On the Palm Sunday of the year 1703, the mareschale, who had recently returned from Montpellier, invited me to a banquet in his castle, and though not feeling quite well I determined on going.

In the morning I said smiling to Clementine, “To-morrow I shall ask for my discharge, and whatever your mother may say, it must be done to-morrow, and then, Clementine!——”

“And then?”—— she asked.

“We will no longer delay our union. We may now rejoice with propriety since you have this day left off your black dress. Therefore in a week you will be my wife. And then,” I continued, “we will leave this melancholy Nismes, and go to our new estate near Montpellier. Spring is coming with its beauty; we must live amid rural nature.”

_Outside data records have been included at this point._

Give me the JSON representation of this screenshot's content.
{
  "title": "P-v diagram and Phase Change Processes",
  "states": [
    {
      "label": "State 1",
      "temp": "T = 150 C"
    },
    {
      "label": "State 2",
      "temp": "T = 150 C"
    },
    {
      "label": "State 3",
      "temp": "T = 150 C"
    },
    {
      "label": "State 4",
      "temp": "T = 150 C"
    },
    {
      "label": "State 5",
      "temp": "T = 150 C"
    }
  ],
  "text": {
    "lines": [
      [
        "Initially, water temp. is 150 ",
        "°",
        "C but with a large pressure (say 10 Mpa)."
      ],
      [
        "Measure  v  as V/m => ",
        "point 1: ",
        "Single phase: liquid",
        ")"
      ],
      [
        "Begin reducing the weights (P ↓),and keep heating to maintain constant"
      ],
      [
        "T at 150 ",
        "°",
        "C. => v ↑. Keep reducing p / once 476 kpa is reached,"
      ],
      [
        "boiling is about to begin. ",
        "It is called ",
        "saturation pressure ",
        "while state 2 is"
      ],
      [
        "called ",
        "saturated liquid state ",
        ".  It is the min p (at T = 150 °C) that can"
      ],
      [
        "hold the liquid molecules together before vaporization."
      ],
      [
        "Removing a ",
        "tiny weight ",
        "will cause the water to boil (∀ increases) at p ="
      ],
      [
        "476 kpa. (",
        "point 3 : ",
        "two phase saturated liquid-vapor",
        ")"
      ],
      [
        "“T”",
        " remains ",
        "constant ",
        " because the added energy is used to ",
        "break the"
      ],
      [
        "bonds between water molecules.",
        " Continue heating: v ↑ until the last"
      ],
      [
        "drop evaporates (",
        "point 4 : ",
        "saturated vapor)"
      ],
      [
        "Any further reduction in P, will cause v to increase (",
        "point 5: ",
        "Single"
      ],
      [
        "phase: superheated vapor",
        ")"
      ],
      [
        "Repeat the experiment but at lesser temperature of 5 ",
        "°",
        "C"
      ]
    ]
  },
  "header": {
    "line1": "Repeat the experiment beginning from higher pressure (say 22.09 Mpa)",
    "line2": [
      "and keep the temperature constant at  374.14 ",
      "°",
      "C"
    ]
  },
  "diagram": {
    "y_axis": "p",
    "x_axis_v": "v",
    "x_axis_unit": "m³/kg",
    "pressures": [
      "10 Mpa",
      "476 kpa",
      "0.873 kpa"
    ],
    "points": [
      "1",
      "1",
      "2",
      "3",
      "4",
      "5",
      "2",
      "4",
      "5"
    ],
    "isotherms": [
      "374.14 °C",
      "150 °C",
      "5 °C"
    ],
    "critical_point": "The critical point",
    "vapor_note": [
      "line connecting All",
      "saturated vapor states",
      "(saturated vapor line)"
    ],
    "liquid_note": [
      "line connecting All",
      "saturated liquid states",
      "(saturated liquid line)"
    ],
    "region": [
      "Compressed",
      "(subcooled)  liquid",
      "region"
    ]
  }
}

And this was resolved on, and sealed by a kiss.

At this moment I was called out. I quitted the room; I found that my uncle had come, and requested a private interview in my own apartment.

“Colas,” said he, “this is Palm Sunday, and you must come with me.”

“I cannot,” was my reply, “for I am invited to dine with the mareschale.”

“And I,” said he, with solemn voice. “I invite you to the holy supper. No grandee of this earth will there sit at table with us, but we shall be assembled in Jesus’ name, and he will be in the midst of us. All of us, some hundreds in number, with our wives and children, celebrate this morning the holy sacrament in my mill near the Carmelite gate.”

I was terrified, and exclaimed: “What presumption! Do you not know that the mareschale is in Nismes?”